Karim founded Fenchurch in 2004, and the company has since made a reputation by advising on some of the biggest deals in asset management and insurance. Specialising in the financial services sector, the firm has worked on some of the City’s largest deals in recent years, including the $1bn acquisition of tastytrade by IG Group in 2021 and Swiss Re’s £3.25bn sale of ReAssure to Phoneix Group in 2019.

In 2018, he sold a 51 per cent stake in Fenchurch to Natixis, a subsidiary of French banking group Groupe BPCE. But he continued as chief executive with Fenchurch functioning as an independently operated affiliate of Natixis.

Karim is justifiably proud about the growth of the firm in the last two decades.

“I have developed a world-class specialist investment banking business which is consistently ranked No.1 against global and independent investment banks,” he told the GG2Power List.

Commenting on his major achievements in the last 12 months, Karim added, “We have seen a record financial performance. Fenchurch is working on virtually all the most significant deals in the UK financial services sector.”

Their 2022 deals bore testimony to this. They include Phoenix Group’s £248m takeover of Sun Life UK, AXA’s sale of a closed life and pensions portfolio in Germany to Athora for €660m, the acquisition of Ascot Lloyd, one of UK’s leading financial advisers, from Oaktree by Nordic Capital, HPS Investment Partners taking a majority stake in Epiris’ portfolio company Nucleus, the acquisition of the Fluent Money Group by Mortgage Advice Bureau for around £73m, Cinven’s acquisition of International Financial Group Limited, and the sale of River and Mercantile LLC, the US solutions business of River and Mercantile Group plc to Agilis Holding Company for $8.6m.

And, they are going strong. They have started the New Year with the £242m takeover of the SIPP (self-invested personal pension) provider Curtis Banks Group by Nucleus Financial Platforms, announced on 6 January.

“I am privileged to lead a stable group of immensely talented bankers who have built Fenchurch with exceptional teamwork. The firm has developed an excellent reputation and is well positioned to continue to reinforce our unique position as the only specialist independent adviser dedicated to financial services with an industrial scale sector capability,” he said.

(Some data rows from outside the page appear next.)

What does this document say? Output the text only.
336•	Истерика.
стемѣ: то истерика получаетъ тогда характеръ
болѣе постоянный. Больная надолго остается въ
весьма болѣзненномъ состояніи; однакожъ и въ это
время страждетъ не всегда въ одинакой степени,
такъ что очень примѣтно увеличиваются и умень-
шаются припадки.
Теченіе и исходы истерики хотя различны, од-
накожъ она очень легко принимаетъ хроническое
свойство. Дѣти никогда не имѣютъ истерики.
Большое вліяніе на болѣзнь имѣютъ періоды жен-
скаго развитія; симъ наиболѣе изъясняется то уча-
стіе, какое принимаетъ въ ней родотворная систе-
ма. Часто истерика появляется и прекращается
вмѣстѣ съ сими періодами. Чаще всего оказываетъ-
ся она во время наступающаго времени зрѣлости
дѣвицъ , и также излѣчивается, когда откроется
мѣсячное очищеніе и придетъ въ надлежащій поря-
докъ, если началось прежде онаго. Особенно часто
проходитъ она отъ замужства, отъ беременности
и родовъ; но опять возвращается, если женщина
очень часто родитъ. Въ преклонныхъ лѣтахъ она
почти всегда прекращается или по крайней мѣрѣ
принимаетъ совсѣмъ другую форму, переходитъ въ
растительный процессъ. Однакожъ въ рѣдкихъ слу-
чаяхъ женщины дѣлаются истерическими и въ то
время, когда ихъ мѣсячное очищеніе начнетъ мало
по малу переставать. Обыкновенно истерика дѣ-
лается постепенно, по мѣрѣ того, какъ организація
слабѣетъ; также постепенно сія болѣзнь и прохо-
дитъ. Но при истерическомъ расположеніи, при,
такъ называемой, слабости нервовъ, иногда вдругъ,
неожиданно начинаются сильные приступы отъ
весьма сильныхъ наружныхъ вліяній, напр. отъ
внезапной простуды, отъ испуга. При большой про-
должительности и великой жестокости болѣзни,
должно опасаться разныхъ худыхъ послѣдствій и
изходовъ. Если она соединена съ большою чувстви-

Karim, who turns 62 this year, came to the UK from Uganda, aged 12, fleeing Idi Amin’s persecution of Ugandan Asians. His father used to run a café there. After arriving in the UK, they spent the first year in refugee camps.

His family settled in Leicester, and he excelled in his studies, completing his bachelor’s and master’s in Economics at Manchester University. He then qualified as a chartered accountant with accountancy and consulting firm Arthur Andersen, and started career at the upmarket merchant bank Kleinwort’s merger and acquisitions team.

He was part of the M&A wave of the late 1980s and moved to DLJ, one of the first specialist M&A boutiques. But, the acquisition of DLJ by Credit Suisse in 2000 would see him getting marching orders.

But, this would become a turning point – “one of the two main things that have happened in my life not of my own choosing which have turned out really well,” he later commented, the other being the expulsion from Uganda – and he went on to set up Fenchurch.

Karim has two children, has a daughter and a son, with his wife Azmina who he met at an airport queue in 1994 and married a year later. Azmina also hails from an east African family, and like Karim, belongs to the Ismaili sect of Islam.